Key to the development of effective chat-based conversational AI technology are availability of a large volume of training material for training conversational agents and significant computational resources to actually carry out the training (Su et al., 2018). At present, state-of-the-art conversational AI technology and the required resources are mostly owned by big tech such as Amazon, Facebook, Google and Microsoft. Increasingly, however, stakeholders, and especially European stakeholders, opt to develop a higher level of technological autonomy, for economic reasons, for legal reasons, and/or strategic reasons (Timmers, 2021).
The key societal breakthrough that the LESSEN project aims to achieve is to democratize conversational AI technology for the Dutch language.
Widespread and democratic adoption of conversational AI technology for the Dutch language by a wide spectrum of technological and societal stakeholders is hampered by three main hindrances:
• Steep computational costs for training conversational agents and challenging inference times.
• A lack of training material for lower resourced languages, tasks and domains.
• A lack of guarantees for the safety and transparency of conversational agents.

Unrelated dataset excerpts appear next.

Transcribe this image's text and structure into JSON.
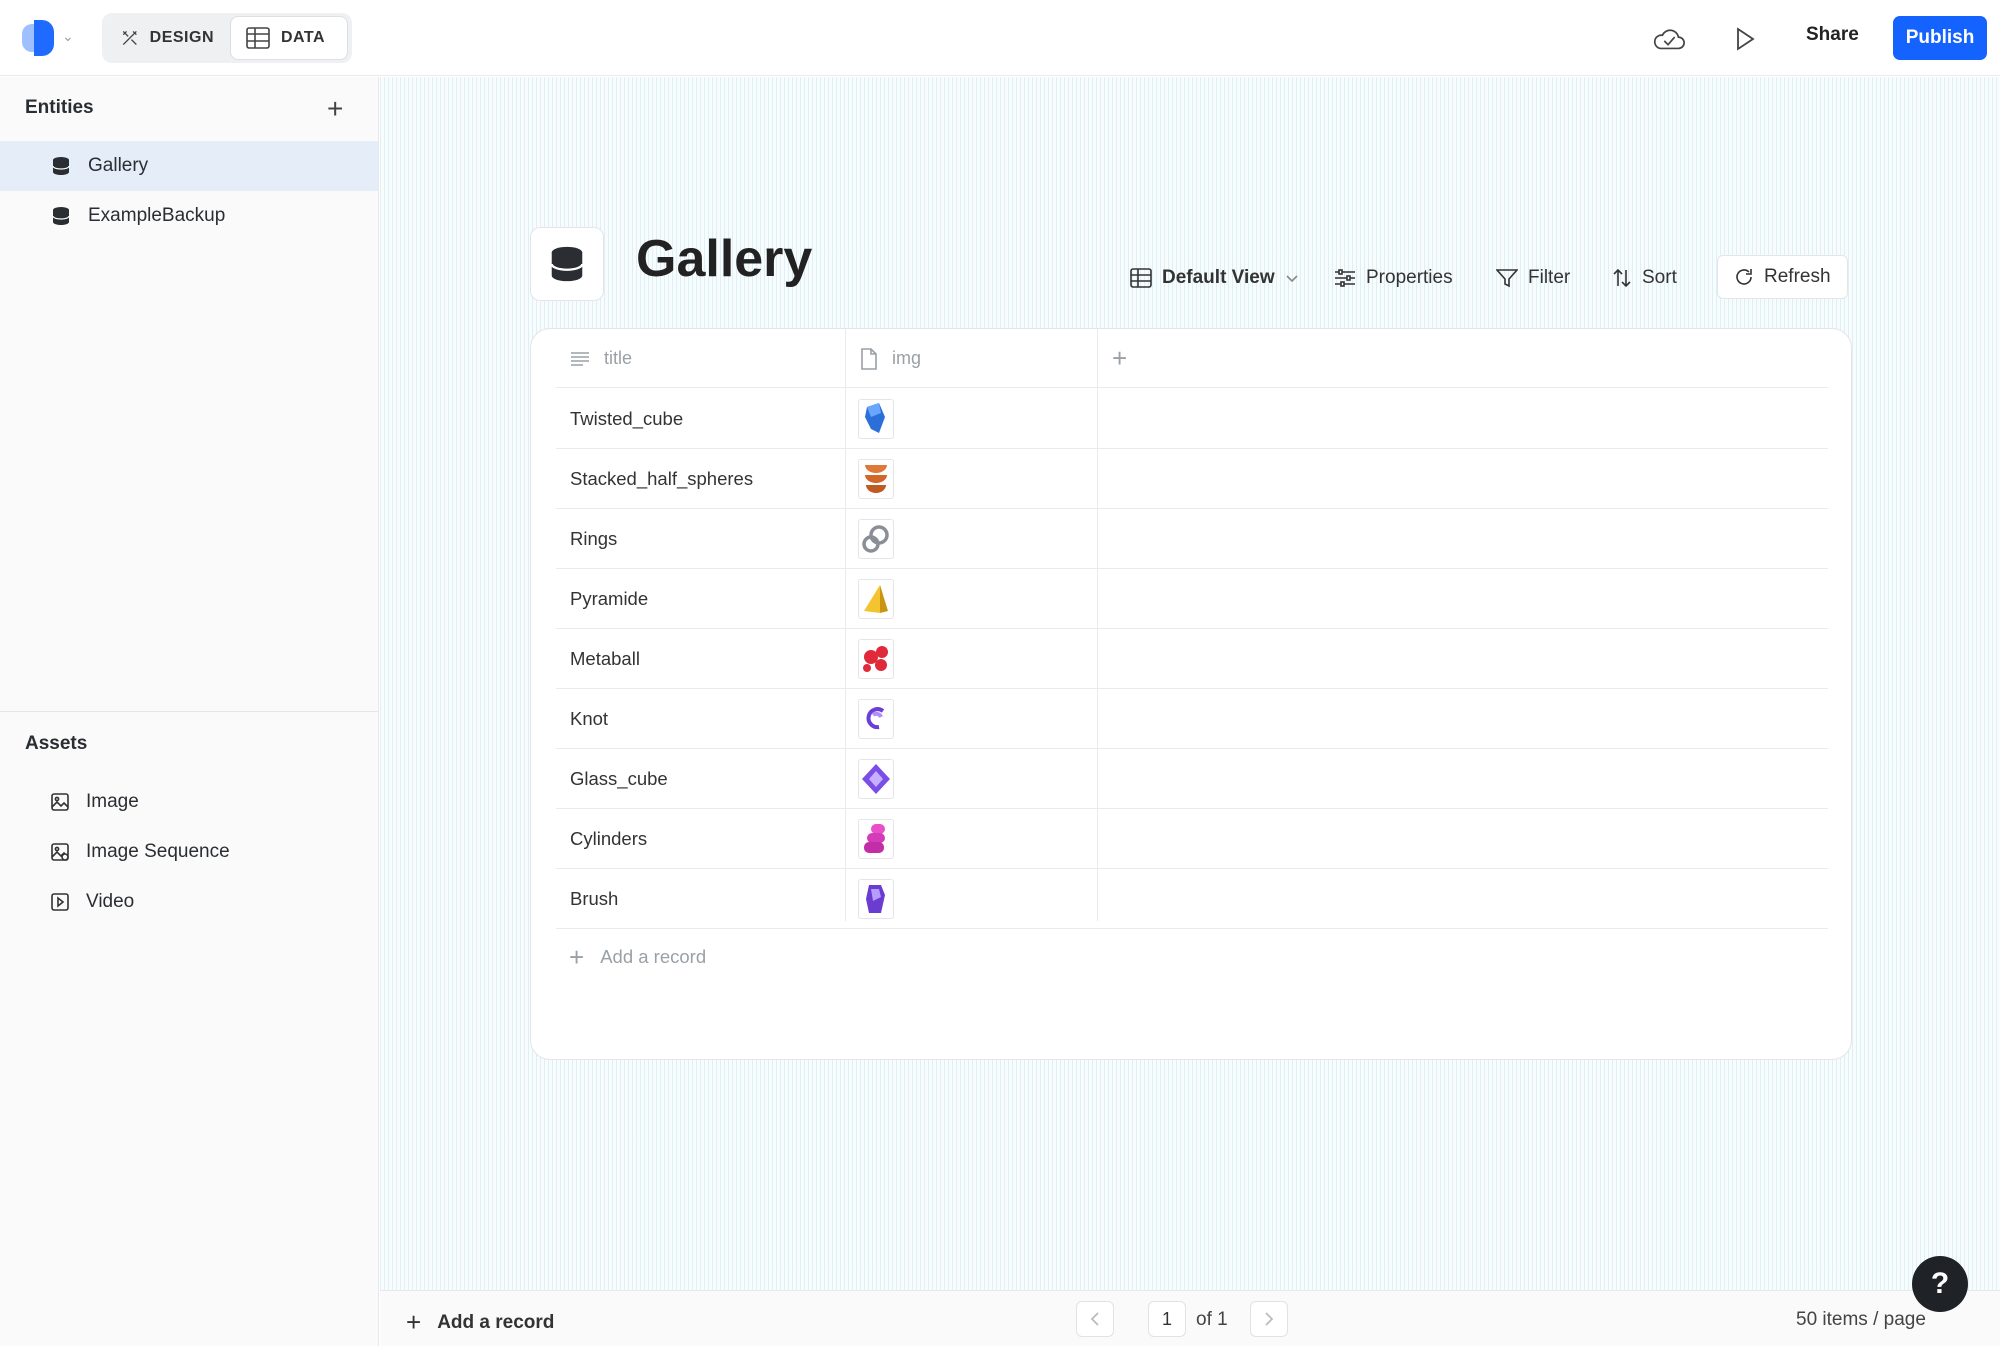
{
  "topbar": {
    "modes": {
      "design_label": "DESIGN",
      "data_label": "DATA"
    },
    "share_label": "Share",
    "publish_label": "Publish",
    "icons": [
      "cloud-check-icon",
      "play-icon"
    ],
    "accent_color": "#1463ff"
  },
  "sidebar": {
    "entities_title": "Entities",
    "entities": [
      {
        "label": "Gallery",
        "active": true
      },
      {
        "label": "ExampleBackup",
        "active": false
      }
    ],
    "assets_title": "Assets",
    "assets": [
      {
        "label": "Image",
        "icon": "image-icon"
      },
      {
        "label": "Image Sequence",
        "icon": "image-sequence-icon"
      },
      {
        "label": "Video",
        "icon": "video-icon"
      }
    ]
  },
  "main": {
    "title": "Gallery",
    "toolbar": {
      "view_label": "Default View",
      "properties_label": "Properties",
      "filter_label": "Filter",
      "sort_label": "Sort",
      "refresh_label": "Refresh"
    },
    "table": {
      "columns": [
        "title",
        "img"
      ],
      "rows": [
        {
          "title": "Twisted_cube",
          "img": "blue-twisted-cube-thumbnail"
        },
        {
          "title": "Stacked_half_spheres",
          "img": "orange-stacked-spheres-thumbnail"
        },
        {
          "title": "Rings",
          "img": "silver-rings-thumbnail"
        },
        {
          "title": "Pyramide",
          "img": "yellow-pyramid-thumbnail"
        },
        {
          "title": "Metaball",
          "img": "red-metaball-thumbnail"
        },
        {
          "title": "Knot",
          "img": "purple-knot-thumbnail"
        },
        {
          "title": "Glass_cube",
          "img": "violet-glass-cube-thumbnail"
        },
        {
          "title": "Cylinders",
          "img": "pink-cylinders-thumbnail"
        },
        {
          "title": "Brush",
          "img": "purple-brush-thumbnail"
        }
      ],
      "add_record_label": "Add a record"
    }
  },
  "footer": {
    "add_record_label": "Add a record",
    "page": "1",
    "of_label": "of 1",
    "per_page_label": "50 items / page"
  },
  "help_label": "?"
}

While Dutch is a relatively small language in terms of the number of native speakers (Wikipedia, 2021), it is a wellresourced language in terms of the core technologies and datasets needed to build state-of-the-art language-based solutions (ELRA, 2021). The societal problem at the heart of LESSEN lies with the compute and data requirements that are needed to enable and support a myriad of tasks and scenarios for conversational AI technologies for economic stakeholders in the Dutch ecosystem. Labeled data is the core fuel that drives the development, optimization and deployment of conversational AI, and a lack of resources for training and fine-tuning conversational AI for specific domains, tasks, and scenarios blocks further adoption and innovation of conversational AI in the Dutch ecosystem.
LESSEN addresses the compute and data hindrances identified above for the case of chat-based conversational AI for the Dutch language. In doing so, LESSEN directly addresses the NWA route
• “Creating value through responsible access to and use of big data.”
LESSEN enables economic stakeholders in the Netherlands to create value by giving them direct access to data and compute efficient conversational AI technology, subject to clear and actionable guidelines and guarantees concerning
the safe and transparent use of such technology. LESSEN answers the cluster question
• “Can we develop human language technology (HLT) that allows us to communicate with our computers (smartphones, tablets)?”
by making state-of-the-art chat-based AI technology available for the Dutch language, thereby allowing users to communicate with apps and services in a conversational manner, which is an increasingly popular medium for people to communicate with their computers and the services to which they provide access.